Il numero estivo di “Storia in Rete” prosegue poi con due articoli su costruzione e crollo del regime fascista: Aldo Mola demolisce il mito della rivoluzione fascista nel 1922 e identifica nel 1928 la vera svolta totalitaria, preparata nei sei anni precedenti per fasi successive e con mezzi parlamentari; Fabio Andriola invece analizza impietosamente l’ultimo saggio di Emilio Gentile sulla caduta del Fascismo, il 25 luglio 1943. Possibile che tutti complottassero dietro le quinte e solo Mussolini si sarebbe fatto sorprendere dagli eventi come una pera cotta?
Poi, tre salti nel dopoguerra. Il primo con un estratto da un saggio di Giulio Vignoli sul lento declino della monarchia in Italia durante il dignitoso ma sterile politicamente esilio di Umberto II. Aldo Ricci racconta l’attentato a Togliatti di settant’anni fa e il “niet” di Stalin a una seconda guerra civile in Italia (ma la base non lo sapeva…).

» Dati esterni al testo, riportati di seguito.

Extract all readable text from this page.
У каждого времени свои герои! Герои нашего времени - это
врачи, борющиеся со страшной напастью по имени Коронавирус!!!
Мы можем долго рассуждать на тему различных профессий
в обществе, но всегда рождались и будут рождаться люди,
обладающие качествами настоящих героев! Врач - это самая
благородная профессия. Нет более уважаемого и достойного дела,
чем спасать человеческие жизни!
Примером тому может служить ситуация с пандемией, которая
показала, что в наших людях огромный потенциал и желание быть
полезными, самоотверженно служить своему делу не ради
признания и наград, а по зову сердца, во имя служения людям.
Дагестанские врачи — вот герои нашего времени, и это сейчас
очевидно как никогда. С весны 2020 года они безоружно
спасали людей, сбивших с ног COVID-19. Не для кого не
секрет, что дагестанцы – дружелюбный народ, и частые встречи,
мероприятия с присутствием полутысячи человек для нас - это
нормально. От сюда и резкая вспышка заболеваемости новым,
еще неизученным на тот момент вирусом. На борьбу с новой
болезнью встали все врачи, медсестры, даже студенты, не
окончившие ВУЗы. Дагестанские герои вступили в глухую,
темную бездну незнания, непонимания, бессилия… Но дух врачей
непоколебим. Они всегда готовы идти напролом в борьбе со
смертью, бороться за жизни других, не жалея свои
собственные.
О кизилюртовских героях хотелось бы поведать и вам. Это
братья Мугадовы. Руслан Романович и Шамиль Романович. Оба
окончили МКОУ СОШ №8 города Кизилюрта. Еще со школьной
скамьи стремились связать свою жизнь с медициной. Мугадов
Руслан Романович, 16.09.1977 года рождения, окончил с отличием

Quindi un lungo capitolo dedicato all’ultimo libro di Marco Valle sul Canale di Suez, con un’intervista all’autore e un estratto che inquadrano bene il problema geopolitico del contrasto (fatale?) di interessi fra Italia, Francia e Inghilterra nel quadrante mediterraneo.
Infine tre articoli che ci riportano indietro: Giulio Talini racconta Padre Marco d’Aviano, il frate che con il suo carisma riuscì a consolidare l’alleanza fra i litigiosi regni cristiani giusto in tempo per salvare Vienna dall’assedio ottomano del 1683; le sorelle Martignoni mostrano il sei-settecento a tavola, con la nascita della cucina moderna in Francia; infine Eugenio Parisi fa un ritratto di Zita d’Asburgo, l’ultima imperatrice di Vienna che fu testimone di alcuni fra gli episodi nodali (e misteriosi) della storia d’Europa.